Mas se o conteúdo que aparece é
“imoral”? Se o que o partilhante narra é algo moralmente perverso ou reprovável
até judicialmente? A Filosofia Clínica acolhe a singularidade terapêutica sem
se preocupar com a moralidade do que aparece?
Acolher a singularidade
terapêutica não é acolher moralmente o outro, mas também não é não acolher. O
que acontece é que temos, como pessoas, limites de aceitação moral e pode ser
que o conteúdo que venha à tona na terapia afronte ou ofenda nossos juízos
morais. Não estamos ali para sermos juízes de nada, mas pode acontecer que
aquilo que aparece na terapia nos impeça de manter o processo terapêutico.
Tinha uma amiga terapeuta
feminista engajada socialmente que dizia que até acolheria a mulher que é
agredida e conseguira manter o eixo terapêutico para ajudá-la, mas se recebesse
o homem que batia na mulher ela quebraria a cadeira na cabeça dele. Lúcio
Packter, o sistematizador da filosofia clínica, escreveu em um dos seus
cadernos iniciais das aulas de formação das primeiras turmas dos anos 90, que
se ele recebesse para atender um político que falasse que roubava dinheiro do
governo que era da merenda das crianças nas escolas, ele levantava dali e ia
denunciá-lo à polícia.
Para ambos os terapeutas acima o
limite dos atendimentos deles é sua própria moralidade. Eu já atendi mulher
envolvida em violência doméstica como vítima, o que me revolta profundamente,
mas tive que me conter quando ela disse que queria superar isso e manter o
casamento. De certa forma, era melhor ela estar comigo do que sem mim, e então
tive que ceder em meus juízos de valor para manter a terapia.
Também já atendi um pai que
espancava seu filho, o que me revolta muito, pois nunca bati nos meus. Tive que
me conter para conseguir percebê-lo terapeuticamente o que resultou em um novo
modo de tratar seu filho, parando de bater nele. Se ele estava ali, em terapia,
de alguma forma, queria mudar e não estava satisfeito com sua conduta, o que o
envergonhava demasiado como pai e marido.
A pessoa que vai à terapia, em
princípio, quer mudar algo que não está bem.
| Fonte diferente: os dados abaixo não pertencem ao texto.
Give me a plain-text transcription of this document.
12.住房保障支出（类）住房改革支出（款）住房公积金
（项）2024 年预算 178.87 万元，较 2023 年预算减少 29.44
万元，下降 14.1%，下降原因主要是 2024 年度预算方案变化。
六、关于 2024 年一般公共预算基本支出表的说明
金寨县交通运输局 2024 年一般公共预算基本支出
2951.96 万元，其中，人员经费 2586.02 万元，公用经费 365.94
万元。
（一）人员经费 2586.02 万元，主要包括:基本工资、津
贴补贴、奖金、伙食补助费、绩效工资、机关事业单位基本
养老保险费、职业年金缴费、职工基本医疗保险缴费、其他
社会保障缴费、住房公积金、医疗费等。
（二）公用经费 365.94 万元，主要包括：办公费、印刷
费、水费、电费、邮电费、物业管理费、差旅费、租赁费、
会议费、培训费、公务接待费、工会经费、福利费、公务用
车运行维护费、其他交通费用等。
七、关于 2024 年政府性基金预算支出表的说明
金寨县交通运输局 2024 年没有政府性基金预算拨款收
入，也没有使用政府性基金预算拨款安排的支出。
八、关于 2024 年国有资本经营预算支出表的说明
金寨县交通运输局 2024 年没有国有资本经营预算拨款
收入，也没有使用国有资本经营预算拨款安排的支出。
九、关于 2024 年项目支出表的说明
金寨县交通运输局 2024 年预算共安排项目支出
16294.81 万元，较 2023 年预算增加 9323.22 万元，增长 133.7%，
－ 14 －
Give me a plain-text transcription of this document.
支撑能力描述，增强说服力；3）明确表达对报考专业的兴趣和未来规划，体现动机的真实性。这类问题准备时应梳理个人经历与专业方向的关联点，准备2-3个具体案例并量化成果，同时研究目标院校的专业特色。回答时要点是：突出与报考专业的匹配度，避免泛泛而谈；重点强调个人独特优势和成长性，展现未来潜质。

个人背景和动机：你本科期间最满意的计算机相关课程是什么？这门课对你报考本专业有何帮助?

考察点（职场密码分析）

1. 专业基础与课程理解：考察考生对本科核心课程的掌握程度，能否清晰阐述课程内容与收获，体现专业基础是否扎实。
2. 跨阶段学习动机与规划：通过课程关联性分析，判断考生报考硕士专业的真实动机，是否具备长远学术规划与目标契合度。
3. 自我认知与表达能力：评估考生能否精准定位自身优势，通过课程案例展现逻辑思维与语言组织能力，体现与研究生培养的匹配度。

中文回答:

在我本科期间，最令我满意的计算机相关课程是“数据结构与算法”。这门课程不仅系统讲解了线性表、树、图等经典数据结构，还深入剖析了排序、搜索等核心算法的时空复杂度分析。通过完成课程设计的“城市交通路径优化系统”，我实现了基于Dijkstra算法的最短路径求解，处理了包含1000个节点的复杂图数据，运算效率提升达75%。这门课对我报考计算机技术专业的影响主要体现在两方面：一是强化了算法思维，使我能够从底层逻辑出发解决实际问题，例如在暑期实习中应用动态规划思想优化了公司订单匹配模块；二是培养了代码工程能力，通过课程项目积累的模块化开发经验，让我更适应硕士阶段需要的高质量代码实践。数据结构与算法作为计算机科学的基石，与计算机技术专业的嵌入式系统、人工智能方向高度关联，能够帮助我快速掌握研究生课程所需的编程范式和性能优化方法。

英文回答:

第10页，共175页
Acolher sua singularidade
terapêutica é a forma de iniciar o processo para esta mudança. Acolher
moralmente seus juízos morais ou normativos não é uma obrigação nem do método
nem do terapeuta. Por isso, acolher a singularidade terapêutica não é defender
o partilhante como “certo” moralmente frente ao mundo e aceitar seus juízos
(i)morais.
Um psicopata nunca vai à terapia.
Desafio qualquer terapeuta a me dizer quando tiveram em seu consultório um
psicopata que foi por vontade própria. “Cansei de esquartejar as pessoas,
doutor, por isso estou aqui. Quero mudar”. Essas pessoas só vão à terapia por
força judiciária quando o psiquiatra forense afirma que é psicopata. Ele vai
preso e tem que ir à terapia involuntariamente.
Se qualquer um de nós terapeutas
recebesse uma pessoa dessas em seu consultório, que foi por vontade própria,
sem coação judiciária, o que faria? Ir por vontade própria é a primeira
condição para se fazer uma terapia que tenha resultado. Você o receberia e
tentaria ajudá-lo a se modificar? Ou saltaria da cadeira e iria denunciá-lo
diretamente? Quais são seus limites morais que podem interferir em sua prática
terapêutica?
*Prof. Dr. Fernando Fontoura
Filósofo. Mestre e Doutor em
Filosofia. Escritor. Palestrante. Filósofo Clínico. Em 2019, por indicação do conselho e direção da Casa da Filosofia Clínica, recebeu o título de "Doutor Honoris Causa".
**Texto publicado na edição
primavera da Revista da Casa da Filosofia Clínica.